A NEW DAWN
Dr. Tiffany LyleAssistant Professor of Anatomic Pathology, Purdue University College of Veterinary Medicine, West Lafayette, IN | DVM 2008, University of Georgia | PhD 2016, Purdue University | Diplomate American College of Veterinary Pathology (Anatomic Pathology) 2012
I always thought that I would grow up and become a news anchor, but this changed when I started college. Animals had always been an important part of my life, and veterinary visits were certainly commonplace. However, I never made the connection of my interest in animals with a career in veterinary medicine. I had an opportunity to meet veterinarians at a career fair when I was in college. I found it interesting, but I still couldn’t really see myself in the profession. I had the opportunity to meet three outstanding African-American veterinarians who truly allowed me to “see” myself as a veterinarian. During my first summer in college I worked for a veterinary clinic, and after that took every opportunity to participate in a veterinary activity ranging from research, to shadowing, to cleaning stalls. By the end of college, I was headed to obtain my veterinary degree at the University of Georgia. I eventually learned about this amazing field of anatomic pathology, where I get to learn about new aspects of diseases that impact animals and sometimes people as well.
Exams were sometimes a challenge for me, but I had to find ways to be resilient and determine a pathway to success. If I struggled, I was fortunate to have supportive faculty to help me think of new ways to absorb material in preparation for an exam. Being honest with the faculty of my courses, really went a long way in my long term career success and my sense of community in my veterinary college.

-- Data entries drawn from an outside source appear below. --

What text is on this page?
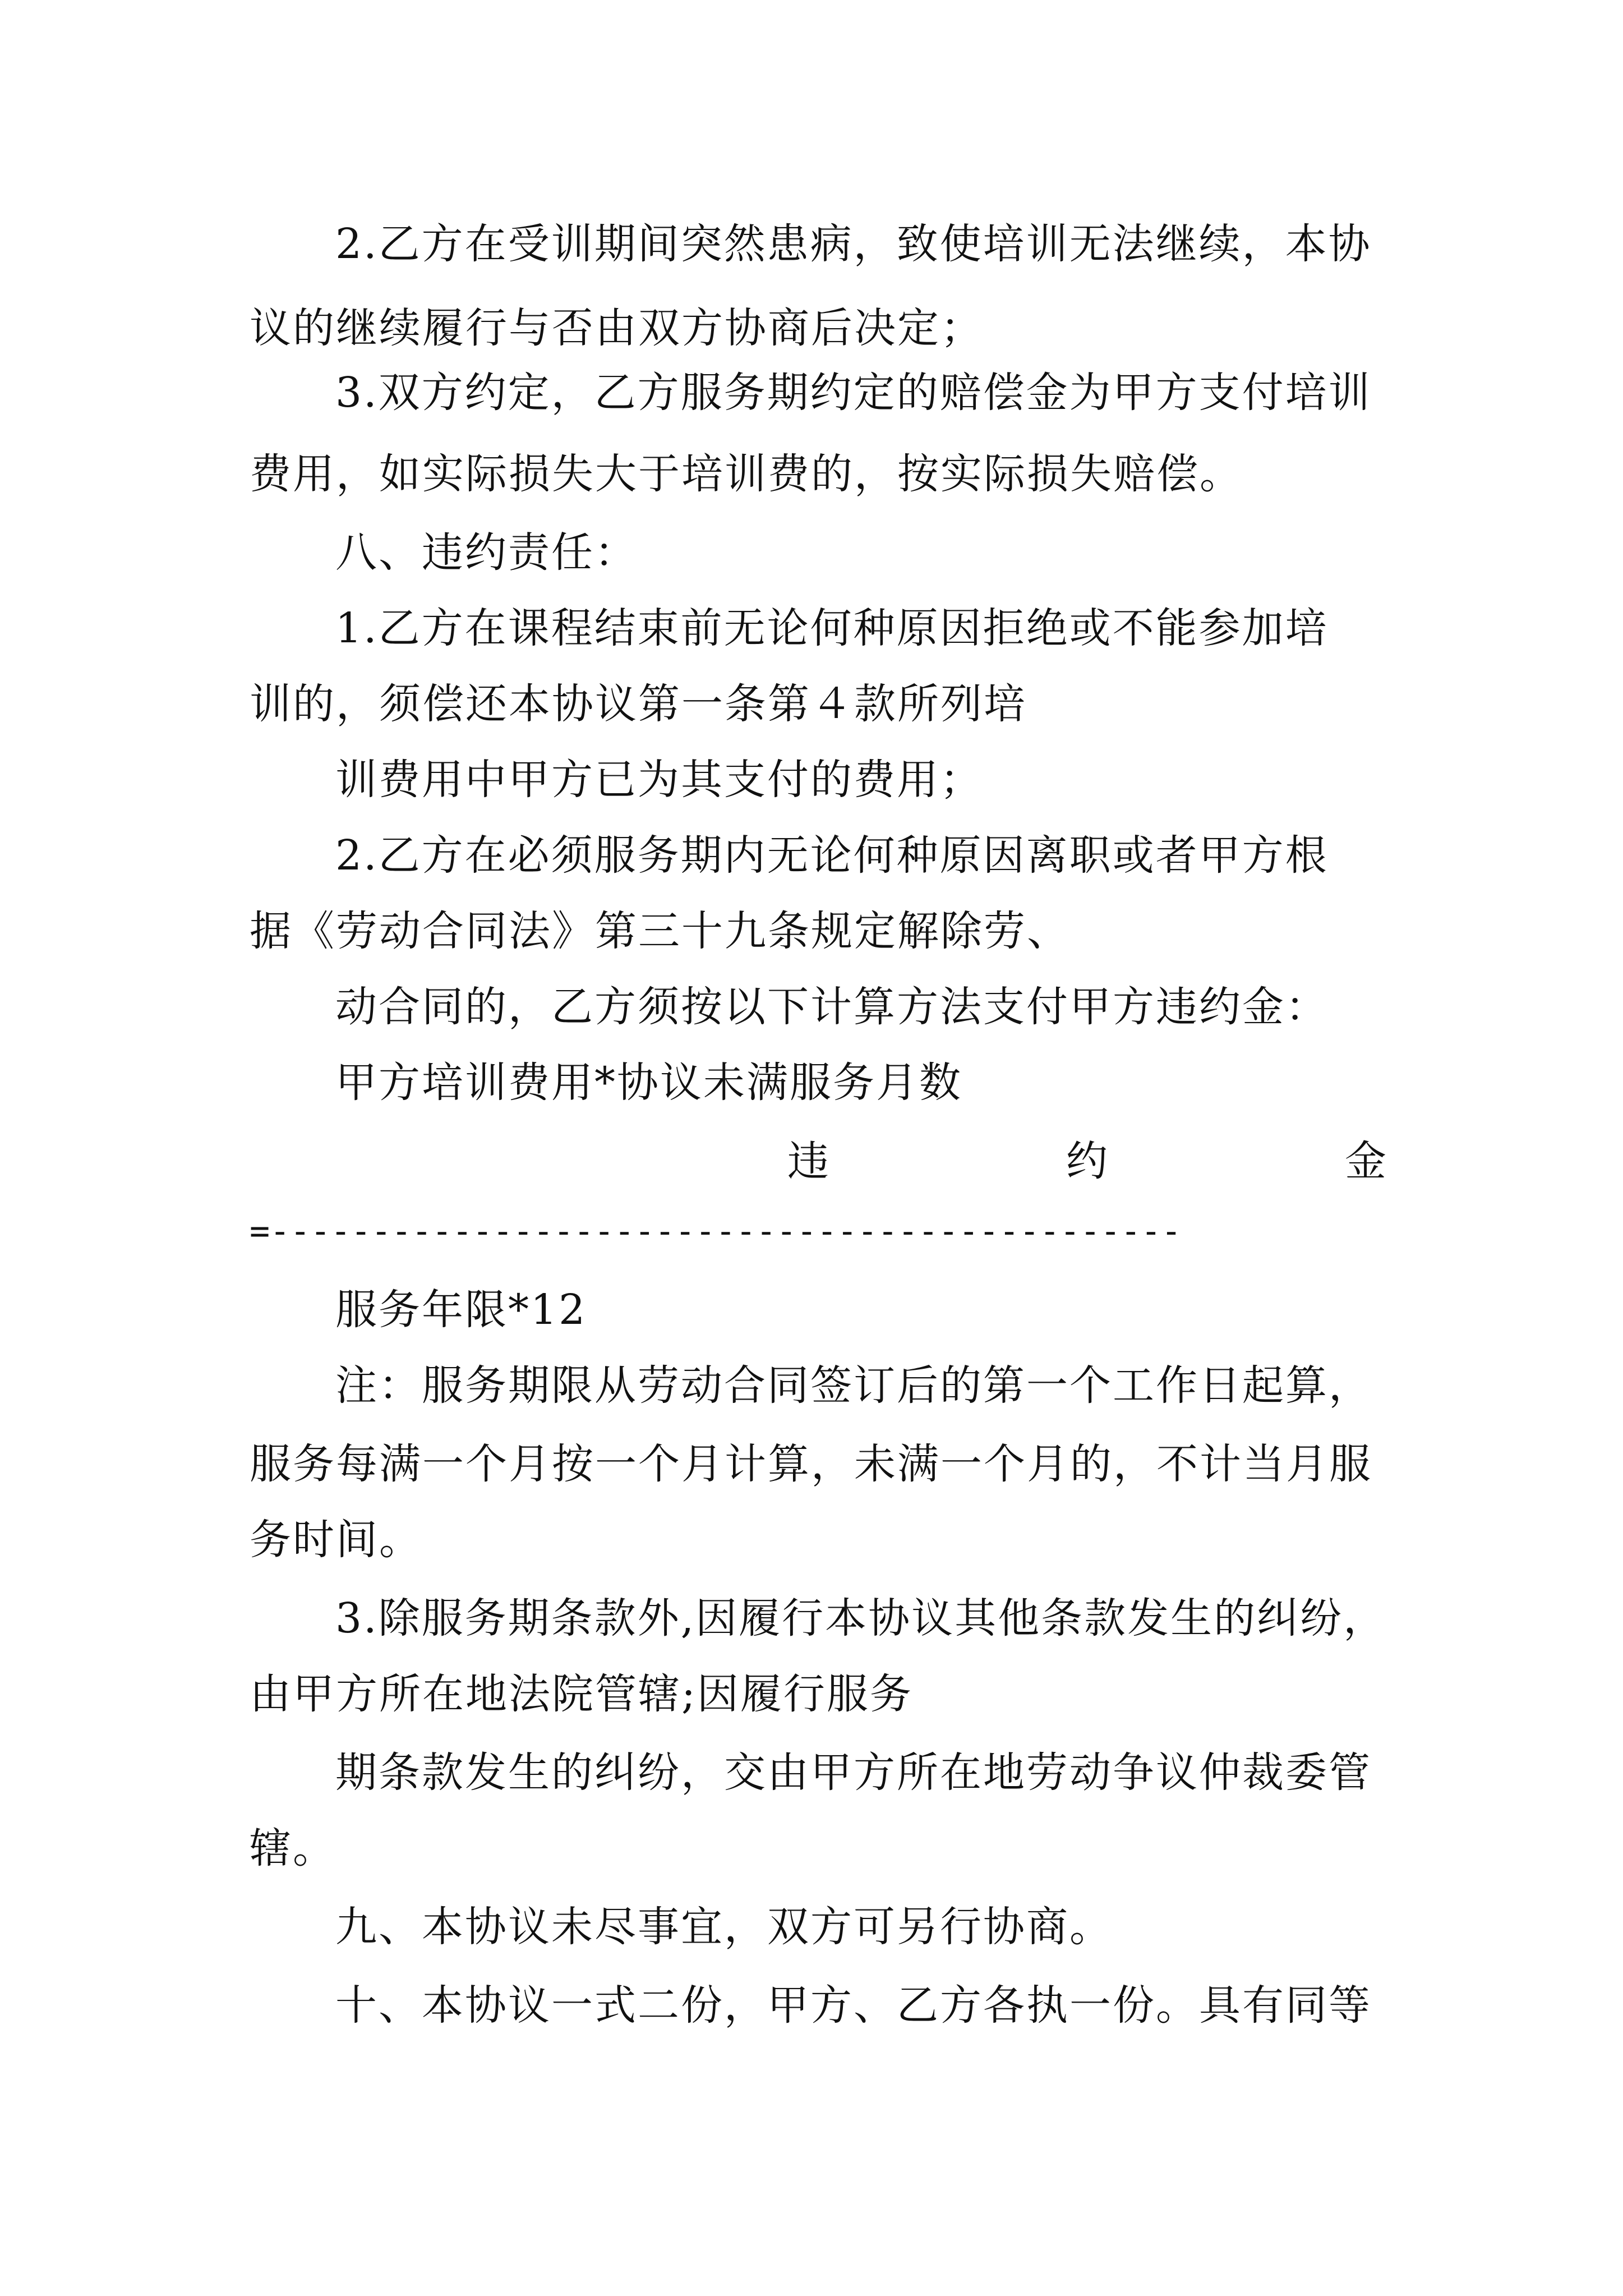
2.乙方在受训期间突然患病，致使培训无法继续，本协
议的继续履行与否由双方协商后决定；
3.双方约定，乙方服务期约定的赔偿金为甲方支付培训
费用，如实际损失大于培训费的，按实际损失赔偿。
八、违约责任：
1.乙方在课程结束前无论何种原因拒绝或不能参加培
训的，须偿还本协议第一条第４款所列培
训费用中甲方已为其支付的费用；
2.乙方在必须服务期内无论何种原因离职或者甲方根
据《劳动合同法》第三十九条规定解除劳、
动合同的，乙方须按以下计算方法支付甲方违约金：
甲方培训费用*协议未满服务月数
违	约	金
=---------------------------------------------
服务年限*12
注：服务期限从劳动合同签订后的第一个工作日起算，
服务每满一个月按一个月计算，未满一个月的，不计当月服
务时间。
3.除服务期条款外,因履行本协议其他条款发生的纠纷，
由甲方所在地法院管辖;因履行服务
期条款发生的纠纷，交由甲方所在地劳动争议仲裁委管
辖。
九、本协议未尽事宜，双方可另行协商。
十、本协议一式二份，甲方、乙方各执一份。具有同等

Most of the teachers, professors, and veterinary professionals that I interacted with from childhood through today have truly been a source of support for me and my career. I try my best to pay it forward and support students and aspiring veterinarians in my career.
My Typical Day
Typically, I get up at 5:30 and get in an hour work-out, I prefer CrossFit and running. The morning hour is a bit of a party in my house, as we try to start our day on a good note with good music. I then arrive at work and meet with my lab or prepare to teach a course. I meet with researchers throughout the day, while also conducting my own research. The evenings are dedicated family time—then bedtime.
Being a goal oriented person can be stressful, particularly when some goals take a long time to accomplish or the goals may change. I try to keep a balanced perspective on what I have done, and what will be accomplished in the future
As a veterinarian I am able to learn and discover new and exciting facets of diseases that impact animals and humans every day, and I get to work with amazing people to try to treat these diseases. What a gift!